Fortunately, not everyone believes that his forecasts are accurate.

Patricia Mohr, a vice-president, and commodity market specialist at Scotiabank Group in Toronto is among the doubters. She sees West Texas Intermediate (WTI) oil prices averaging only US$95 a barrel this year and US$98 in 2012.

That would mark a healthy increase from the 2010 average of US$79. But it is still a long way from what Rubin has been predicting.

Mohr said her forecasts are based on what she sees as a largely balanced market, with demand running slightly in excess of OPEC output. Any short-term surge in prices will likely be met by production increases in Persian Gulf countries such as Saudi Arabia, the United Emirates and Kuwait, she said.

A return to $147 is largely out of the question, she predicts. “The market just isn’t that tight.”

Still, Mohr says the outlook for oil remains slightly clouded by uncertainty about supply in the U.S. Gulf of Mexico as a result of last year’s massive oil spill and subsequent ban on deep water drilling.

She said the lack of transparency in relation to Gulf production makes it difficult to determine how much production has fallen off. “If you don’t have development drilling, you don’t get the production the following year,’’ she said.

Still, the rising price of oil and other commodities is going to take the Canadian dollar to places that it has never been before, Rubin says. “I think that we are going to see the Canadian dollar as high as US$1.20 against the U.S. dollar and that is going to have a very profound effect on the Canadian economy.”

Meanwhile, he says the U.S. dollar will continue to lose ground against the Japanese Yen and Chinese Yuan.
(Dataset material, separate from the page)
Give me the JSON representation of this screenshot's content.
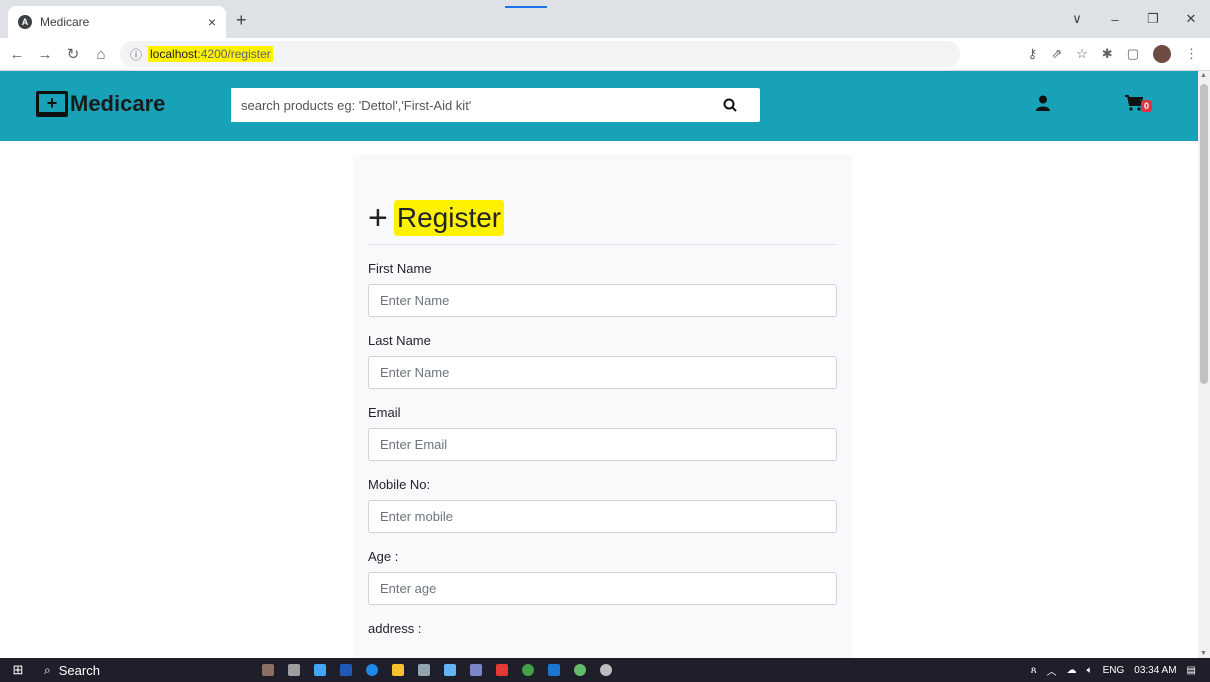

“The only currency that the U.S. dollar may not lose ground against is the Euro,’’ he said. “But I don’t think that the Euro will even exist in a couple of years, at least not as it is presently constituted.”

In the next couple of years, Rubin says countries like Greece, Ireland Portugal are going to bring back their old currencies, a move that will result in a very significant devaluation of the Drachma, the Escudo and the Irish pound against what will be left of the Euro.

What will be left of the Euro will be France, Germany, Luxembourg, Belgium and the Netherlands, he said.

“At some point French and German taxpayers are going to say, we have written enough cheques [to prop up faltering economies in weaker European nations].’’

Rubin said a US$1.20 Canadian dollar will be great for a company like Teck Resources Ltd. (TSX: T.TCK.B, Stock Forum) and (TSX: T.TCK.A, Stock Forum) as it rides higher and higher commodity prices. Oil at US$147 will also be great for Suncor Energy Inc. (TSX: T.SU, Stock Forum). “But how long do you think that Ontario is going to be North America’s single largest producer of motor vehicles at US$1.20 exchange rate,’’ Rubin said. “I would say not for too much longer.’’

Rubin said the contents of Why Your World Is About to Get A Whole Lot Smaller is the sum total of what he learned while working as chief economist at the Canadian Imperial Bank of Commerce and CIBC World Markets for nearly 20 years.

He decided to leave the bank in March 2009 to publish the book, mostly because the bank would not support what the book has to say. “It probably was a message that they didn’t want to be associated with,’’ he said.

A native of Toronto, he now makes his living as a speaker and blog writer for the TheGlobe and Mail and Huffington Post.